In the NFL collective bargaining negotiations, do you side more with the owners or the players?
Jason: I’m anything but a union man, but I am sympathetic to the players during this whole lockout fiasco (or at least as sympathetic as one can feel for players earning, at minimum, an annual salary that could get me completely out of debt and buy me a new house by 2012). I think the whole argument that the owners need an extra billion dollars to help “grow the game” is laughable, especially when they aren’t willing to disclose any of their financial information. If they really need that money, why not ask a few small-market teams like the Jaguars or Vikings to open the books and demonstrate that need? The silence from the owners on that issue is deafening. The players union has expressed a willingness to compromise and offered proposals to serve as a starting point, but the owners haven’t budged. From what I’ve seen, it’s more of a hostage situation than a true negotiation.
Derek: When you have billionaires and millionaires fighting over a mountain of money, it’s hard to be sympathetic to either side. However, I’m going to go with the owners on this one.
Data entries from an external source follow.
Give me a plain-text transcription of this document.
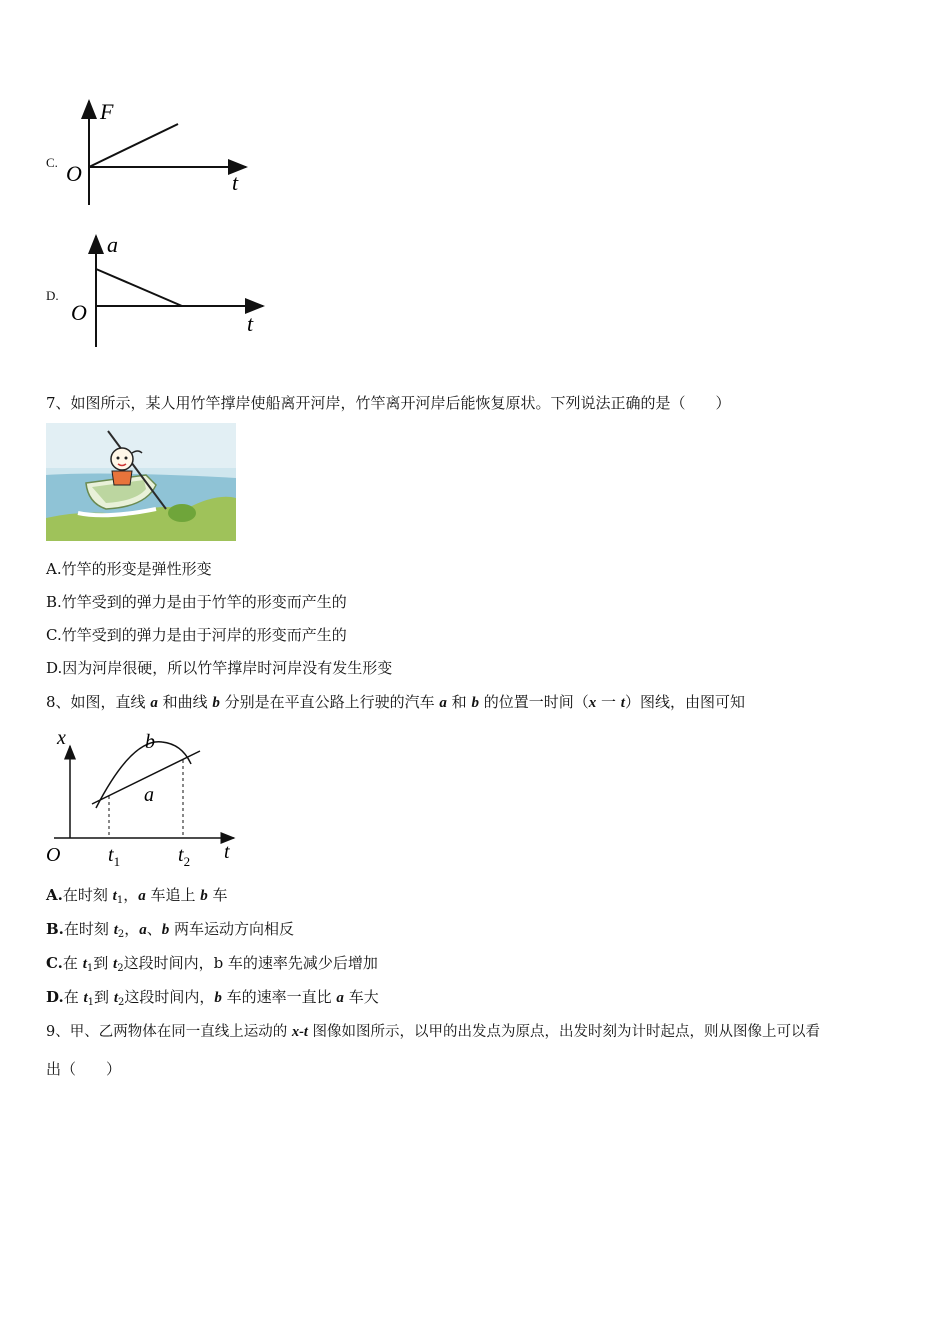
C.
F
t
O
D.
a
t
O
7、如图所示，某人用竹竿撑岸使船离开河岸，竹竿离开河岸后能恢复原状。下列说法正确的是（　　）
A.竹竿的形变是弹性形变
B.竹竿受到的弹力是由于竹竿的形变而产生的
C.竹竿受到的弹力是由于河岸的形变而产生的
D.因为河岸很硬，所以竹竿撑岸时河岸没有发生形变
8、如图，直线 a 和曲线 b 分别是在平直公路上行驶的汽车 a 和 b 的位置一时间（x 一 t）图线，由图可知
x	b
a
O $t_1$	$t_2$ t
A.在时刻 $t_1$，a 车追上 b 车
B.在时刻 $t_2$，a、b 两车运动方向相反
C.在 $t_1$到 $t_2$这段时间内，b 车的速率先减少后增加
D.在 $t_1$到 $t_2$这段时间内，b 车的速率一直比 a 车大
9、甲、乙两物体在同一直线上运动的 x-t 图像如图所示，以甲的出发点为原点，出发时刻为计时起点，则从图像上可以看
出（　　）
People forget that the owners have invested hundreds of millions of dollars into purchasing their teams and so it’s within their rights to try and maximize the profits of their businesses. It’s not like the players are currently being paid sweat-shop level wages. By and large, the last CBA was far more favorable to the players than the owners, so it’s not unreasonable for the owners to try and swing things back toward the middle, or even their side of the table. There are definitely some items like the 18-game schedule and retired player benefits that I agree with the players on, but overall, I’ll stick with the owners.
Rick: As far as the CBA situation, I am siding with the players on this one. The 18 game schedule idea is great for the fans, but bad for the players. Unless they can expand the roster spots, this is a bad idea for a league that is trying to promote player safety. The rookie wage scale situation should get done, but that’s really the only situation they agree on. The owners make enough money as is, so I will side with the players who need the money in some cases to pay their bills because now the rookies that come in this year might basically be off of football for an entire season.
Stephen: I definitely side with the players. The owners are money-hungry and are not looking out for the best interest of the league like they claim to be. Players deserve to be heard and protected, especially after their playing days are over. The only thing that I support from the owners is the need for a rookie wage scale. No first-year player should be the highest-paid guy at his position. I hope there is some sort of compromise because a year without football would be a travesty.